El recorrido de Tucumán al departamento Jiménez

A veces, en sueños, vuelvo a recorrer ese camino desde la casa de mis abuelos en Tucumán, hasta el campo, en el departamento Jiménez, de Santiago, sin olvidarme de una sola curva, volviendo a mirar cada uno y todos los detalles del recorrido. En ocasiones recuerdo las conversaciones de los vecinos de asiento y huelo el perfume que entraba por la ventanilla. Tengo en la memoria la voz del tipo que anunciaba salida de los colectivos: “De plataforma 12, empresa Piedrabuena, con destino a Pozo Betbeder, pasando por el Bobadal, en horario”. Salía a las 3 de la tarde en punto y, dependiendo del estado del camino, podía llegar a Sol de Mayo, a las 5 y media de la tarde o al otro día si había llovido y verguiaba en el bajo de La Mesada.
En el Mástil empezaba un camino de ripio que entonces nos parecía una maravilla y después de Piedrabuena comenzaba la tierra suelta, los bobadales, una nube de polvo cubriendo los pasajeros desde los pies a la coronilla. Recuerdo el camino y a los bravos Carlos, Dante y Gurdial Singh, que salían todos los días, lloviera o tronara, bajo el sol más impiadoso o a la vuelta, con un frío que helaba las plantas y dejaba el pago seco y umbrío. Un día iban a Pozo Betbeder y el siguiente a Las Delicias, salían muy de madrugada desde allá y estaban en Tucumán, más o menos a las 9 de la mañana.
Después pavimentaron del Mástil hasta el cruce con la vía y al tiempo hasta Piedrabuena. Hace relativamente poco, Santiago también puso pavimento de El Arenal hasta el Bobadal y quedó un pedacito enripiado, diez kilómetros, entre el Arenal y Piedrabuena. Hay quienes se quejan, pero, oiga, es una maravilla, teniendo en cuenta lo que debíamos sufrir para llegar. Carlos Singh sabía que desde la Isla tenía que tocar bocina, no tanto para avisar que llegábamos, pues casi siempre nos estaban esperando, sino porque el alma se alegraba al contemplar esos eucaliptos y el adivinado perfil de la vieja casona, detrás de unos palos borrachos y unos tarcos que plantó mi mamá.
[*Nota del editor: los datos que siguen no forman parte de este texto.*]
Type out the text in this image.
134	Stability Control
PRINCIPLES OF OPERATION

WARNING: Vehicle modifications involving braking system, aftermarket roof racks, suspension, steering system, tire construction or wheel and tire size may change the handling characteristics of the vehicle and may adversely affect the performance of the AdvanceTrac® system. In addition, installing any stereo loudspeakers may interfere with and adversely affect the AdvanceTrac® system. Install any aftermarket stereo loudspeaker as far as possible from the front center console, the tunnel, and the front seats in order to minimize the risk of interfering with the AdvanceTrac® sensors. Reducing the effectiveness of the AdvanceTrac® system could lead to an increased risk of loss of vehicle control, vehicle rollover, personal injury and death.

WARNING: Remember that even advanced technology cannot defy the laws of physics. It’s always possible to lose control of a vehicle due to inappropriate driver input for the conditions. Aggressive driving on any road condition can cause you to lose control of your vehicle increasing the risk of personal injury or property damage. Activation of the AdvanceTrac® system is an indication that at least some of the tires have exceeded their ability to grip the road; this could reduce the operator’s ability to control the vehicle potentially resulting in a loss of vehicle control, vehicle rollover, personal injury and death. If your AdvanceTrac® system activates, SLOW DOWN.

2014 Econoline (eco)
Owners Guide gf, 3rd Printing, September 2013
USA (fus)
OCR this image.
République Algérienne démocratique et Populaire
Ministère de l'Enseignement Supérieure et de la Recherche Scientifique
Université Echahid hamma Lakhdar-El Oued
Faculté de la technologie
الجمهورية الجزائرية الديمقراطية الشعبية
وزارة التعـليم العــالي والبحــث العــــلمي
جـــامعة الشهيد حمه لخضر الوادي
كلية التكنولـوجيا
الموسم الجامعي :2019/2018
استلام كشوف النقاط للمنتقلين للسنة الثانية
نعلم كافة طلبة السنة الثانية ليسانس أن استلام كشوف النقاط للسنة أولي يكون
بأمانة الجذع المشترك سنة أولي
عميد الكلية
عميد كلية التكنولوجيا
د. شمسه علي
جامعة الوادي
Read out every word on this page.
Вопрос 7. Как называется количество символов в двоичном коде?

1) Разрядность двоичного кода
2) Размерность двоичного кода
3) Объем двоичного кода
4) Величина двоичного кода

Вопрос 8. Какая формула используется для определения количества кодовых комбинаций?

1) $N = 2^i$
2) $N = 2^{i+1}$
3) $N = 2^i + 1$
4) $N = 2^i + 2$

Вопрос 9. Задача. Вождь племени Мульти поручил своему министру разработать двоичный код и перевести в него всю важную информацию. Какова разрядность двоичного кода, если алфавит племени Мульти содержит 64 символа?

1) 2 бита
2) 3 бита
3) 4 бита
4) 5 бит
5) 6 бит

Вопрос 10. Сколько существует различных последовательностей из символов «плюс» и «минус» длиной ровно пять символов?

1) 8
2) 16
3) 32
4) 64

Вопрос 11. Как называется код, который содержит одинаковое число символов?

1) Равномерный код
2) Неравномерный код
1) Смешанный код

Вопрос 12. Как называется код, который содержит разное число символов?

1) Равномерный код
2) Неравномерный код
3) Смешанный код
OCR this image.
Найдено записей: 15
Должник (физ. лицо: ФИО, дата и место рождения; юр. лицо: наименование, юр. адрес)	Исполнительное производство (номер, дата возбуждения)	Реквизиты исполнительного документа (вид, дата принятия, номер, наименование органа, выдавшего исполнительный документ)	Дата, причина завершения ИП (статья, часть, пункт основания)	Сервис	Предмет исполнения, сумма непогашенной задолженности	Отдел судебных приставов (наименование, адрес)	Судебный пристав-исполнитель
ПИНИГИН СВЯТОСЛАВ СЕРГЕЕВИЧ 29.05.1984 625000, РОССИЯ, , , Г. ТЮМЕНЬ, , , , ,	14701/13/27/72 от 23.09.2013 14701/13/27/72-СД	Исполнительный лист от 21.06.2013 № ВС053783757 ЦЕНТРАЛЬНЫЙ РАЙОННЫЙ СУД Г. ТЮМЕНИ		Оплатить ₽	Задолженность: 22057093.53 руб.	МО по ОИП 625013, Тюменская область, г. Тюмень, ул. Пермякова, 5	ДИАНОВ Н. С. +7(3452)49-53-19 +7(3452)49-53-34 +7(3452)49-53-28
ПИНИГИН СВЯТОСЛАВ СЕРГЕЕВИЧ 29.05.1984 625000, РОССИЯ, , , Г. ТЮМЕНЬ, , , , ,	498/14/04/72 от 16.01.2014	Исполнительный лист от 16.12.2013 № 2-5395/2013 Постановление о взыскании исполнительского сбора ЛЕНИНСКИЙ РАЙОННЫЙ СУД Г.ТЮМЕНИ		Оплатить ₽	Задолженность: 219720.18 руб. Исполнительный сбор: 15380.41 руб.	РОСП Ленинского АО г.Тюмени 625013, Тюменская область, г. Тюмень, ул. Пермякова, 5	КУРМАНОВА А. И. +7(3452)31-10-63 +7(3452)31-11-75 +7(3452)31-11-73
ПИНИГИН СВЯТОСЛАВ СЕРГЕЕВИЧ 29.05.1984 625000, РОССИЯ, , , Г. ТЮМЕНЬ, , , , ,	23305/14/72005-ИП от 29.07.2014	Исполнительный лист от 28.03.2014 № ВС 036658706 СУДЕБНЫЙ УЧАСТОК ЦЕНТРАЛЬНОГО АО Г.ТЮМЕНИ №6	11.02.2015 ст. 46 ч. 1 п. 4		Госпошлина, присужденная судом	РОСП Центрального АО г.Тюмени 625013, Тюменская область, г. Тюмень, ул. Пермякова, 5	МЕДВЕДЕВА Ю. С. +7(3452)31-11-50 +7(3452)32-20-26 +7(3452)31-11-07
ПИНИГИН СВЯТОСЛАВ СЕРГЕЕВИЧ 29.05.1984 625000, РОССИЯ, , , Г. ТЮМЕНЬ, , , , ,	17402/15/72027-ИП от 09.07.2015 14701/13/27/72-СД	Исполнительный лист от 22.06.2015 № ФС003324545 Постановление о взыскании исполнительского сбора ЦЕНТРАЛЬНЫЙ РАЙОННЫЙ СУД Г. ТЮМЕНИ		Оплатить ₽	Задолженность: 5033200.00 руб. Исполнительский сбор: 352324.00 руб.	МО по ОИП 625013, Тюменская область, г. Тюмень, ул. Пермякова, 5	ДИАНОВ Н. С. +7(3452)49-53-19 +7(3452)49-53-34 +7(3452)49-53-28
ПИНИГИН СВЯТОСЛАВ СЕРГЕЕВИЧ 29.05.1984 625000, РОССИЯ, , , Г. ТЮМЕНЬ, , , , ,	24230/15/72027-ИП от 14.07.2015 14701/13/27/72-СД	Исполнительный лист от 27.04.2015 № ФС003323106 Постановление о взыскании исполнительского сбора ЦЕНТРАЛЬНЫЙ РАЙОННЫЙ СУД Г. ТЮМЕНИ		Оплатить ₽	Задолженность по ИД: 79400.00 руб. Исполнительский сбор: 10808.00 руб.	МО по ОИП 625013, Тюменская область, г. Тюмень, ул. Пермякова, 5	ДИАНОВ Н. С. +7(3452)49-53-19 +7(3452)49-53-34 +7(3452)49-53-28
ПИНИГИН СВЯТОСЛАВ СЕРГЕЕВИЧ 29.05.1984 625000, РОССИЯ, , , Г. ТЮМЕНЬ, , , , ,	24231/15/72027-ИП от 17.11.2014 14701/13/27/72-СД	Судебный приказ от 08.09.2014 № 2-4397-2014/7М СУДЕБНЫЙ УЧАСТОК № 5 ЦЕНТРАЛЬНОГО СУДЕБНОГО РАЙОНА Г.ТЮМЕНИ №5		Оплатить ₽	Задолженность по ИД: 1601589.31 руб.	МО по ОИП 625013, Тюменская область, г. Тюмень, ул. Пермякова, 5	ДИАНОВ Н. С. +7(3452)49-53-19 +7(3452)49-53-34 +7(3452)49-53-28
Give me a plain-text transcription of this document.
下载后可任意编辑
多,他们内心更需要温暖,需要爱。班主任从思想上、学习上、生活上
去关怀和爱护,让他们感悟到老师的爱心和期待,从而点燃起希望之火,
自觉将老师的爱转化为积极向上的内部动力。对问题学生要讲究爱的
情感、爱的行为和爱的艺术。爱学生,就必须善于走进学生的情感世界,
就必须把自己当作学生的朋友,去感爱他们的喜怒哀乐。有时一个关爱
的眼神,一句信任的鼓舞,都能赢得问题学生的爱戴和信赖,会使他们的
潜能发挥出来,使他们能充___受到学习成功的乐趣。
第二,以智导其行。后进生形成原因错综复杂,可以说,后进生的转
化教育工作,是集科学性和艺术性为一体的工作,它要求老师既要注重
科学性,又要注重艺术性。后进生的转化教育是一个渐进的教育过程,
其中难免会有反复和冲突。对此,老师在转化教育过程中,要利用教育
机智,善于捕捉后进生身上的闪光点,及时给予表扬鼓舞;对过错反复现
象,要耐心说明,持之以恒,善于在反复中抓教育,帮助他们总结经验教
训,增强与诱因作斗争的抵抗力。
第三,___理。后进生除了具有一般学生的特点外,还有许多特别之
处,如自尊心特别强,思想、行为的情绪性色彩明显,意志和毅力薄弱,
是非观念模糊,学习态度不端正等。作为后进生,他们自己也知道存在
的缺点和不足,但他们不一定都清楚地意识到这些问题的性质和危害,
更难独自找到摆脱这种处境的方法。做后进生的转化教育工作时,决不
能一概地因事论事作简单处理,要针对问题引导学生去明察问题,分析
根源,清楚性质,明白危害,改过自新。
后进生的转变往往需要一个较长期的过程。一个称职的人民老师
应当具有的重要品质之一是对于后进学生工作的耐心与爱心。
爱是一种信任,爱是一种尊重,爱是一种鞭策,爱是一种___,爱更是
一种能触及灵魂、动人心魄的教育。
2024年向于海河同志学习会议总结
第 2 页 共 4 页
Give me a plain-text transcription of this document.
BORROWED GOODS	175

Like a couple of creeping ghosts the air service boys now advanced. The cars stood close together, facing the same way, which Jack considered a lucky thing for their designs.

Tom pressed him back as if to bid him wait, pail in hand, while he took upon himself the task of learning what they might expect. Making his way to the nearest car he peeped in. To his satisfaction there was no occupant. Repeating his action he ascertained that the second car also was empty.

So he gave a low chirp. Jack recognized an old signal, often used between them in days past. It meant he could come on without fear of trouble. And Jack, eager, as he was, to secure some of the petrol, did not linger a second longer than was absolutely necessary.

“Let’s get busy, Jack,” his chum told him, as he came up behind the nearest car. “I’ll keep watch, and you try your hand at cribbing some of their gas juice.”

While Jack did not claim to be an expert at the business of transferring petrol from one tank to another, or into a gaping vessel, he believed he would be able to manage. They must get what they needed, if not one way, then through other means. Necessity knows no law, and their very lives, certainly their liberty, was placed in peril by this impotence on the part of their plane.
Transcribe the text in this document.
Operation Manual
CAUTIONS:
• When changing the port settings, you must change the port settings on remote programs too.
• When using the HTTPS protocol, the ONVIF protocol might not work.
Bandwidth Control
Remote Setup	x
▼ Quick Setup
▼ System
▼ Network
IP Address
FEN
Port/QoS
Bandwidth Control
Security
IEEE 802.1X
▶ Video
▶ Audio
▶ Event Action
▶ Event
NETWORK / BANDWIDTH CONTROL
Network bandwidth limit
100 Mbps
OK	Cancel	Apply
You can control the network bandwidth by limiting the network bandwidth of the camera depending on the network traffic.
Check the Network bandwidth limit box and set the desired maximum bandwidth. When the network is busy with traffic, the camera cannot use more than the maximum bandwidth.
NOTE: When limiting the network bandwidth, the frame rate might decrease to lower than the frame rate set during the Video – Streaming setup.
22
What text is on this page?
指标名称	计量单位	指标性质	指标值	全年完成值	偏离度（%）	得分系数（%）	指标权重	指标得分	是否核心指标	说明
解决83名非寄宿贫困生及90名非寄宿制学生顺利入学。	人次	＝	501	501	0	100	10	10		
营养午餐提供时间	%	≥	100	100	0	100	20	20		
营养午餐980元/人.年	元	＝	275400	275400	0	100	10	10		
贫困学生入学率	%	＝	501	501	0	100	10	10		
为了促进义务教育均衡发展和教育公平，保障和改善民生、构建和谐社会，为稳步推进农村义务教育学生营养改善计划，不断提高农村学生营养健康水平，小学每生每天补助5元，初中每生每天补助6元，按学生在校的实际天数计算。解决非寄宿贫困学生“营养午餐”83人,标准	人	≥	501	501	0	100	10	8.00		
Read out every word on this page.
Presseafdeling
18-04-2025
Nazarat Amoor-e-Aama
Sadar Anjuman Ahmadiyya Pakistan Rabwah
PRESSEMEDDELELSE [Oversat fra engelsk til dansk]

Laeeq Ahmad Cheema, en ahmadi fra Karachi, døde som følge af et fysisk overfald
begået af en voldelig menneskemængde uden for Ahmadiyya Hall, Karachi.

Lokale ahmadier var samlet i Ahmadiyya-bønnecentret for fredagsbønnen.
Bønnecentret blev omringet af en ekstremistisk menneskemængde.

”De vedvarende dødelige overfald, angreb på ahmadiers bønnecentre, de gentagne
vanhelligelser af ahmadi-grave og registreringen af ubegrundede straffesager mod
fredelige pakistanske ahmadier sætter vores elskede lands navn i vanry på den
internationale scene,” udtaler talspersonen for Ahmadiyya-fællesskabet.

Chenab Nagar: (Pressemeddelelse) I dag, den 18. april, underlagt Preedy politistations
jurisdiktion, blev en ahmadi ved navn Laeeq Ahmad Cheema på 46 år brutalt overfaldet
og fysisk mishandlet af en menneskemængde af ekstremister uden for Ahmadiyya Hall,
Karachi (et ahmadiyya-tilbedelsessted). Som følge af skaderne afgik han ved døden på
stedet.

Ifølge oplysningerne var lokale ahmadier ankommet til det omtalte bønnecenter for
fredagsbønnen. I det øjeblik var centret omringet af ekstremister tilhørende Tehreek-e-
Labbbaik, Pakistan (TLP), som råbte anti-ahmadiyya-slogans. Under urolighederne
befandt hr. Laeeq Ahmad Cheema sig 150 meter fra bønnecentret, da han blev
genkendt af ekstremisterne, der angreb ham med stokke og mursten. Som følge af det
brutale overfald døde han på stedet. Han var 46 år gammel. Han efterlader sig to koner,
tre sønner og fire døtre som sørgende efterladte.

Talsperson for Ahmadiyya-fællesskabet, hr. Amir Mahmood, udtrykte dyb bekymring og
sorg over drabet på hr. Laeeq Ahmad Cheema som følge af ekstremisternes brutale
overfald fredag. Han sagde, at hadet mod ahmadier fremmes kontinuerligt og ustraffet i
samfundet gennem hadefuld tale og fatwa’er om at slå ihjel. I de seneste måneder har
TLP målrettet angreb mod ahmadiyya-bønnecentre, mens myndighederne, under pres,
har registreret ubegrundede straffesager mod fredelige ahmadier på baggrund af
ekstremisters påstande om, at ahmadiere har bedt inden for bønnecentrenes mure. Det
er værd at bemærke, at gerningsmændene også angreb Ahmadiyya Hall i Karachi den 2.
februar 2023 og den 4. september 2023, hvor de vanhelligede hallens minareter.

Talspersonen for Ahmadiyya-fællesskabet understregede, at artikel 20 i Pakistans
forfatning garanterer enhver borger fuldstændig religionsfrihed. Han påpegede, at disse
Ah, qué tiempos, amigo. La felicidad era sólo llegar y que mi abuelo estuviera esperando, detrás de él saldría mi abuela ofreciendo algo para tomar, después de semejante viaje, como diría. Y la otra gente querida, a la que he seguido viendo hasta mucho después de que los viejos partieran para el otro mundo. A esa casa no he vuelto, pienso que ahora estará habitada por tantos fantasmas antiguos, que volver sería un error, un traspié imperdonable. Me quedo con aquella que alguna vez vuelve a mis sueños blanca, luminosa, resplandeciente bajo el sol de enero.